For simplicity I’ll collapse these three axes onto one and ask: Is your experiment interactive or asynchronous? Asynchronous experiments tend to require heavier tooling, and you spend longer in the analysis and refinement steps, just because the human time costs of each iteration are high.

Breadth of Outputs

The final dimension that I want to consider is: Can your idea be evaluated with simple figure(s) of merit, or do you need to look at a broader (possibly unknown a priori) set of outputs?

For instance in my work on contracting tensor networks I had two figures of merit: accuracy and speed. I knew this upfront, and generally didn’t need to track anything else. In specific instances I would decide I needed additional outputs for e.g. debugging, but those tended to be limited and I usually knew which outputs mattered most before starting each experiment.

In other projects it is much less clear what the important outputs are. For instance in this work led by Evan Anders we used 2D and 3D hydrodynamics simulations to study the boundaries between unstable convection zones and stable radiative layers in stars. In the first year or so of that project we usually didn’t know what outputs we needed to look at, so Evan saved lots of different quantities and made lots of movies and plots from each simulation. After many iterations we eventually refined our question enough to ask: “How far past the boundary of the unstable layer do we see convective motion?” At that point Evan was able to conduct targeted experiments (Figure 4) sweeping through parameter space and just record a few numbers from each (Figure 7).

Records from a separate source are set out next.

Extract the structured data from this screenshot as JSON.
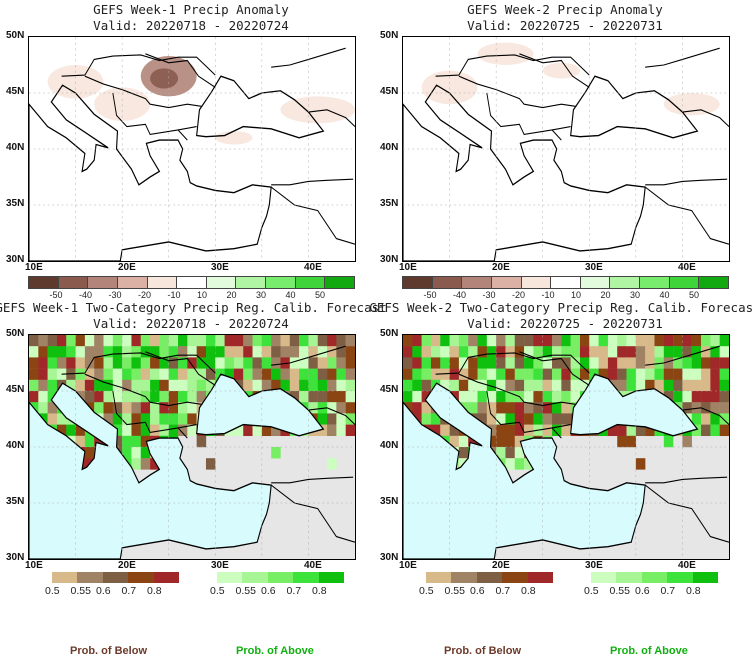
{
  "panels": [
    {
      "title": "GEFS Week-1 Precip Anomaly",
      "valid": "Valid: 20220718 - 20220724",
      "type": "anomaly"
    },
    {
      "title": "GEFS Week-2 Precip Anomaly",
      "valid": "Valid: 20220725 - 20220731",
      "type": "anomaly"
    },
    {
      "title": "GEFS Week-1 Two-Category Precip Reg. Calib. Forecast",
      "valid": "Valid: 20220718 - 20220724",
      "type": "prob"
    },
    {
      "title": "GEFS Week-2 Two-Category Precip Reg. Calib. Forecast",
      "valid": "Valid: 20220725 - 20220731",
      "type": "prob"
    }
  ],
  "axes": {
    "lat": [
      "50N",
      "45N",
      "40N",
      "35N",
      "30N"
    ],
    "lon": [
      "10E",
      "20E",
      "30E",
      "40E"
    ]
  },
  "anomaly_colorbar": {
    "labels": [
      "-50",
      "-40",
      "-30",
      "-20",
      "-10",
      "10",
      "20",
      "30",
      "40",
      "50"
    ],
    "colors": [
      "#5e3a2e",
      "#8a5a4e",
      "#b3857a",
      "#dcb1a5",
      "#f7e6dc",
      "#ffffff",
      "#e1fbdc",
      "#aff5a4",
      "#78ec6c",
      "#3fd53a",
      "#12a80f"
    ]
  },
  "below_colorbar": {
    "labels": [
      "0.5",
      "0.55",
      "0.6",
      "0.7",
      "0.8"
    ],
    "colors": [
      "#d7b98a",
      "#a08265",
      "#7f5f43",
      "#8b4513",
      "#a02828"
    ]
  },
  "above_colorbar": {
    "labels": [
      "0.5",
      "0.55",
      "0.6",
      "0.7",
      "0.8"
    ],
    "colors": [
      "#ccffbf",
      "#a8f595",
      "#78ee64",
      "#3de33a",
      "#10c00e"
    ]
  },
  "footer": {
    "below": "Prob. of Below",
    "above": "Prob. of Above",
    "below_color": "#6b3a2a",
    "above_color": "#10b010"
  }
}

Another way of labeling this distinction is: How exploratory is your science? Are you trying to optimize a well-defined target, or are you still figuring out what the relevant concepts are? This can change over the course of a project! Some ideas begin very exploratory, requiring a breadth of output and lots of analysis and refinement between iterations. Other ideas begin very focused, but along the way you discover that you weren’t focused on the right thing, and need to broaden and explore. So this is very much a two-way street, but on each side of the street the tools and the work look different.

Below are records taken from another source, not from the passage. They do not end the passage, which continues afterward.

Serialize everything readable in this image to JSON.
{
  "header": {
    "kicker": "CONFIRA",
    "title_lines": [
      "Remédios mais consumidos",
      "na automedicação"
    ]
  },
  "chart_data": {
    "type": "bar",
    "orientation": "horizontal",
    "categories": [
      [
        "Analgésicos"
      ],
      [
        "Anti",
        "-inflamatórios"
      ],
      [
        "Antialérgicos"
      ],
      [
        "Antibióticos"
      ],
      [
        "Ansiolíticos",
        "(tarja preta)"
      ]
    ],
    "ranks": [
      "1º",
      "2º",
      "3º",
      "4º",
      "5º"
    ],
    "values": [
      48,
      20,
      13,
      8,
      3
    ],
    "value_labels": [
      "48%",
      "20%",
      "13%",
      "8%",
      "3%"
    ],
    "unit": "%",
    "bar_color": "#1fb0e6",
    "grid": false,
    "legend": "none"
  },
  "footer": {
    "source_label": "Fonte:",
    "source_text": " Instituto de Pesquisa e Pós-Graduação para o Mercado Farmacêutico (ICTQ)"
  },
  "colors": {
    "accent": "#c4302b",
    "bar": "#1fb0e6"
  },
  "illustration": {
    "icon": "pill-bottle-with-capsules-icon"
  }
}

In general the more exploratory the science the more outputs you save and the more your experiments will change from iteration to iteration. That’s part of what makes exploratory science hard: you pivot quickly so you can’t afford lots of specialized tooling, and a lot of the analysis ends up being done in one-off scripts.

By contrast, the more focused and well-defined science tends to support more specialized tools for running experiments and analyzing results, because the underlying questions don’t change much from iteration to iteration. This allows more focused projects to really pin down figures of merit, to carefully characterize cause and effect, and to produce reliable models/outputs/artifacts that later work can build on.

Takeaway

Computational experiments differ on two key axes:

Interactive vs Asynchronous
Exploratory vs Focused

All four possible combinations require different workflows. In general:

Interactive experiments need to be fast and local, and tend to be light on tooling.
Asynchronous experiments tend to be slower, are often performed on remote machines, and rely on heavier tooling for analysis and data reduction.
Exploratory experiments tend to change rapidly from iteration to iteration. These also benefit from saving lots of output, because you don’t know what you’ll need until after the experiment is done.
Focused experiments tend to be relatively static between iterations. This lets them lean on more specialized tools/analysis pipelines, and perform more precision science.

There are exceptions to all of these claims, but I think these are useful classifications because e.g. lessons and tooling from one focused, asynchronous experiment can readily apply to other focused, asynchronous experiments. And likewise for the other classes.

(Thanks to Evan Anders for helpful comments.)